President Reagan assured Jordan's King Hussein yesterday of his "deep commitment" to keep pursuing the Mideast peace initiative that he announced on Sept. 1, and he said that "we share a sense of urgency" about the need for progress toward broadening the peace process.

Hussein replied that he, too, has a "long-lived commitment for the establishment of a just and durable peace . . . ." But sources familiar with their talks at the White House said the king made no promises about entering the peace talks and stressed that it will be extremely difficult for him unless the United States can get Israel to halt or slow its establishment of settlements in the occupied West Bank.

The sources added that the settlements problem will be discussed at length by U.S. and Jordanian officials before Reagan and Hussein meet again before the king's departure on Thursday.

The aim, as one source put it, "will be to discuss the art of the possible" in finding ways to ease Arab concern about the settlements. However, he and others stressed that the process is not expected to advance far enough to produce "any dramatic breakthroughs or announcements" while Hussein is here.

These sources said that even if the United States decides to press Israeli Prime Minister Menachem Begin anew for a freeze or slowdown on settlements, Reagan won't have an effective forum until Begin meets with him here in January or February.

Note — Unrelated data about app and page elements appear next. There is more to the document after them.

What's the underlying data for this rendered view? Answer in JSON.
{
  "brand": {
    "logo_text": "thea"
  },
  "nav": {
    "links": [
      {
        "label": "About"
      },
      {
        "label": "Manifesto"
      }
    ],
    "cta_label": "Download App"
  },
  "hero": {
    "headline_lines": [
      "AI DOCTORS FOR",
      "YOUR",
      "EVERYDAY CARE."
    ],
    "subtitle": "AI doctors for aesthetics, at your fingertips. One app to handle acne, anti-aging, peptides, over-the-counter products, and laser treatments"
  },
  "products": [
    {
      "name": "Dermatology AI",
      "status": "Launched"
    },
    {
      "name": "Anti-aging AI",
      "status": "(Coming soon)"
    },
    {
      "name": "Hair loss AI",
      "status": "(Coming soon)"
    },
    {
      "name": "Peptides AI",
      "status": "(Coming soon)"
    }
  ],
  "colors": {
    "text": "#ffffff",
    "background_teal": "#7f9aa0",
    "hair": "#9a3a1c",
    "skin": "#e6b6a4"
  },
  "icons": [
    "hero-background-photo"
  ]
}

The sources acknowledged that this further delay works against the "sense of urgency" mentioned by Reagan and is likely to increase concern that his initiative will be overwhelmed by inaction.

However, while acknowledging that the danger is real, the sources also said that the administration believes it has until spring to demonstrate whether it can bring about a broadened and revitalized peace process.

Reagan was smiling and in an obviously upbeat mood when he and Hussein emerged from a two-hour meeting to talk briefly with reporters. The king had been seeking Reagan's personal assurance that he intends to stay with his initiative despite Begin's rejection of the U.S. proposals, and the president said pointedly:

"I told the king of my personal commitment to see peace in the Middle East become a true and lasting reality, and of my equally deep commitment to the proposals that we made Sept. 1 to Israel, to the Palestinians and to the Arab states."

He then referred indirectly to the initiative's central premise, which calls for the West Bank and Gaza Strip to gain eventual independence "in association with Jordan." As a vital step toward that end, the United States wants Hussein to join negotiations over the status of these territories as a representative of the Palestinians; the king is seeking the endorsement of the Palestine Liberation Organization to assume that role.

"His majesty eloquently described his vision of peace and reviewed for us what he's been doing to help give peace a chance to take root--particularly his efforts to encourage the Palestinians to join him in efforts to take bold steps toward peace," Reagan said.

Khalid Hassan, a key aide to PLO leader Yasser Arafat, has been staying at Hussein's hotel during the king's visit, and diplomatic sources said he was being kept informed of the discussions by the Jordanian delegation. The United States does not recognize the PLO and refuses to deal with it directly.

A senior administration official, who briefed reporters on condition that he not be identified, noted that Hussein's efforts to reach an agreement with the PLO are an important element in determining whether the king elects to come into the peace process. But, the official said, "How fast and how far they are going to go is a question I can't answer."

The same official also acknowledged that Hussein had put great emphasis on the settlements issue as a test of whether Israel is willing to negotiate about the West Bank and Gaza on the basis of a formula that envisions returning them to Arab control in exchange for peace and Arab recognition of the Jewish state.

Other sources said later that, while Hussein did not make it an explicit condition, he made clear that it would be virtually impossible for him to join the peace talks without progress toward an Israeli withdrawal from Lebanon and concessions on the settlements.

On the Lebanon question, Reagan's special Mideast representative, Philip C. Habib, told the president yesterday that he expects Israeli-Lebanese talks to begin within a few days. Habib also participated in the meeting with Hussein, and the senior official said he will head the U.S. side in the talks here with Jordanian officials.

Other sources said those talks are expected to focus on the settlements question. As one put it, "Unless that issue can be removed as a major stumbling block, there's a question about whether there would be any point in proceeding to broadened negotiations."

The senior official, answering questions about Jordan's desire for advanced U.S. weaponry, said no formal requests had been made by Hussein. The administration is known to be willing to provide F20 jet fighters and shoulder-fired Stinger missiles but -- because of congressional opposition -- has held back on commitments to sell the more advanced F16 fighter-bomber and mobile Hawk ground-to-air missiles.

The sources said the Jordanians had agreed to hold off their requests for the more advanced equipment. While Hussein is expected to accept the F20s and Stingers, an announcement is unlikely until after the new Congress convenes on Jan. 3.